Rex Hammock is right to gripe about the newspaper turtles pulling their heads in their shells and complaining that readers aren’t paying for the goods papers offer for free online. In that post he runs down some of the drumbeats he’s been hearing:
- “The notion that newspapers should become financially endowed institutions was published a few days ago in the New York Times. (My response.)
- Buried in this Q&A with Bill Keller, executive editor of The New York Times, is the suggestion that the NYTimes is considering once-again putting some of its content behind a pay-wall in the future.

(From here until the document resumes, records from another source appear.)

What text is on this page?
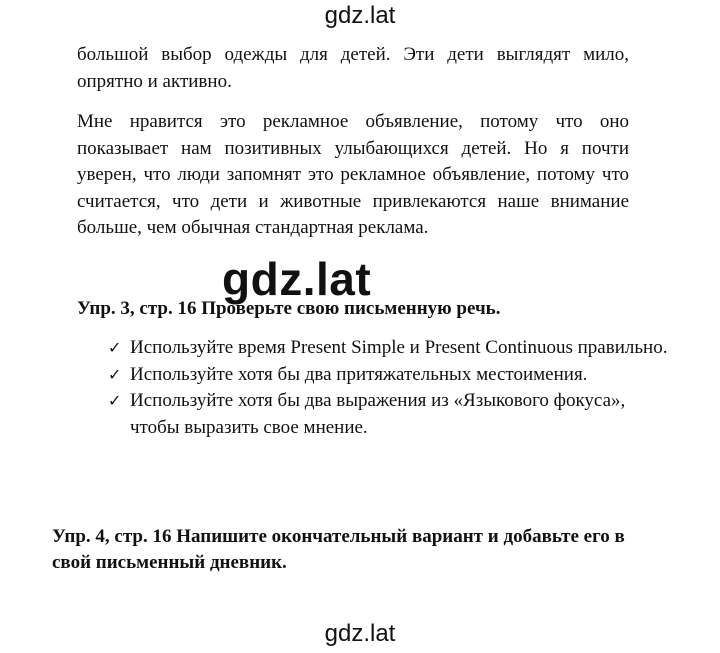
gdz.lat
большой выбор одежды для детей. Эти дети выглядят мило, опрятно и активно.
Мне нравится это рекламное объявление, потому что оно показывает нам позитивных улыбающихся детей. Но я почти уверен, что люди запомнят это рекламное объявление, потому что считается, что дети и животные привлекаются наше внимание больше, чем обычная стандартная реклама.
gdz.lat
Упр. 3, стр. 16 Проверьте свою письменную речь.
✓ Используйте время Present Simple и Present Continuous правильно.
✓ Используйте хотя бы два притяжательных местоимения.
✓ Используйте хотя бы два выражения из «Языкового фокуса», чтобы выразить свое мнение.
Упр. 4, стр. 16 Напишите окончательный вариант и добавьте его в свой письменный дневник.
gdz.lat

- Philadelphia° Daily News columnist Stu Bykofsky tees-off on free-lunch readers and says they should start paying $5 a month to read the Daily News online — and, oh yeah, newspapers should get $1 billion from Google.
- Former Time magazine managing editor Walter Issacson writes at Time.com that newspapers should revisit the idea of micro-payments that might replicate the iTunes model. Pay, say, a nickle per story you want to read. (He’s riffing on the idea floated by David Carr of the New York Times last month.)…”
Here’s the problem with all of those systems: they’ll all be different, silo’d, inconsistent with each other. And doomed to fail for all those reasons.
Here’s the solution: One new system that makes it as easy as possible for readers to pay for the goods, but voluntarily, on their own terms. This new system would turn consumers into customers by giving them the pricing gun. And here’s what’s also cool about it: We’re already working on it at ProjectVRM. It’s called EmanciPay. (Note: when this was written, it was still called “PayChoice”. DS – 1 September 2009)
It’s still early. But it will get a lot less early if some of these pubs stop complaining and put their shoulders (and their wallets) behind work that’s already going on.